EASAC: Jeder Euro für Importe ist verlorener Euro

"Europas beste Waffen", um hier entgegenzuhalten, seien der von der EU initiierte "Green-" und "Clean Industrial Deal", so Paula Kivimaa, eine der Ko-Hauptautorinnen des Berichts: "Wind- und Solarenergie muss nicht importiert werden." Jede Investition in erneuerbare Energie und in einschlägige Schlüsseltechnologien müsse "als Investition in unsere Sicherheit" gesehen werden, wohingegen jeder Euro für Energieimporte für die Verbesserung der Verteidigungskapazitäten verloren sei.

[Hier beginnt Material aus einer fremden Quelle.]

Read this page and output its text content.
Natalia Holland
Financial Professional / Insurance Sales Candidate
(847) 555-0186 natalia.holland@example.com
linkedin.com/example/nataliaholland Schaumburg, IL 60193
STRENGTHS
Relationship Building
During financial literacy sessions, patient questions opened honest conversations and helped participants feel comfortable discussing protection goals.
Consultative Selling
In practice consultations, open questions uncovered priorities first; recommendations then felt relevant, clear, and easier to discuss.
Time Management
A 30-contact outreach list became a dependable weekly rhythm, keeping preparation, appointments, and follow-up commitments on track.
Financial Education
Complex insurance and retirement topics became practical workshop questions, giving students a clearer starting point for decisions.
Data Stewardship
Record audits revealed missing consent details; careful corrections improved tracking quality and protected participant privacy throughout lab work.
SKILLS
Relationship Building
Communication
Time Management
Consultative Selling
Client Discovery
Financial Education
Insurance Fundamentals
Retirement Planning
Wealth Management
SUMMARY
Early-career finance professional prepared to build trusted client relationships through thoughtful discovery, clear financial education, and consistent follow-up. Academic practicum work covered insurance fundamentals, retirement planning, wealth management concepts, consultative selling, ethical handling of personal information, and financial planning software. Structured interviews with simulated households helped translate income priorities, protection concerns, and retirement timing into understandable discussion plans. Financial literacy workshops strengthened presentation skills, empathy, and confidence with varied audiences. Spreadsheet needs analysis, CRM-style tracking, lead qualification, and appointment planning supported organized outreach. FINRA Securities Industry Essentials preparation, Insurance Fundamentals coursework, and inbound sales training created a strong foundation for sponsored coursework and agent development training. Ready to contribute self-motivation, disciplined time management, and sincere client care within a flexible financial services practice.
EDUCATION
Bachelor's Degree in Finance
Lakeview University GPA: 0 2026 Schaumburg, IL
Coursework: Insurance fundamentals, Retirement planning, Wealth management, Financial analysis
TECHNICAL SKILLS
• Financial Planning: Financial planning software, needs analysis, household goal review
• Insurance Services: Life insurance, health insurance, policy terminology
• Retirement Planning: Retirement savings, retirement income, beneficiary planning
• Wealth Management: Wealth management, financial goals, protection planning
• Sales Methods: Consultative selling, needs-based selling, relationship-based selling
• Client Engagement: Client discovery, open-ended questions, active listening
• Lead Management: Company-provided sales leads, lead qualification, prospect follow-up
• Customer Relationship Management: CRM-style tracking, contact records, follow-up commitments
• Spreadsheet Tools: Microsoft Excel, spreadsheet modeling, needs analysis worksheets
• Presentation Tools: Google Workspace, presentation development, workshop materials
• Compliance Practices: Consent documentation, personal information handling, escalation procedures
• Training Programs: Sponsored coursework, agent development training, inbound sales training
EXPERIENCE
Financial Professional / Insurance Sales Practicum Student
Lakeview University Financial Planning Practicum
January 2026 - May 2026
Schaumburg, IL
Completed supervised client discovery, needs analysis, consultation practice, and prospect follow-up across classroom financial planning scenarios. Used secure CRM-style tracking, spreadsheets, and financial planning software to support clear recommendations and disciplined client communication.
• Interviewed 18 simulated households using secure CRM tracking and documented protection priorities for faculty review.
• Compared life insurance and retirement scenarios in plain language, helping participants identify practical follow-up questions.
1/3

Ebenso müsse in die Absicherung der Infrastruktur vor Online-Angriffen durch Hacker investiert werden, mahnen die Expertinnen und Experten ein.

Zudem werde der Elektrizitätsverbrauch steigen und Europa müsse sich überlegen, wo die Rohmaterialien für die Energiewende-Technologien, wie etwa Lithium, Kobalt und seltene Erden, herkommen. All die notwendigen Veränderungen brauchen aber auch die "Akzeptanz der Bürger. Sie müssen beteiligt werden und zukünftig viel stärker wirtschaftlich von den Änderungen profitieren", so Ko-Hauptautorin Claire Dupont.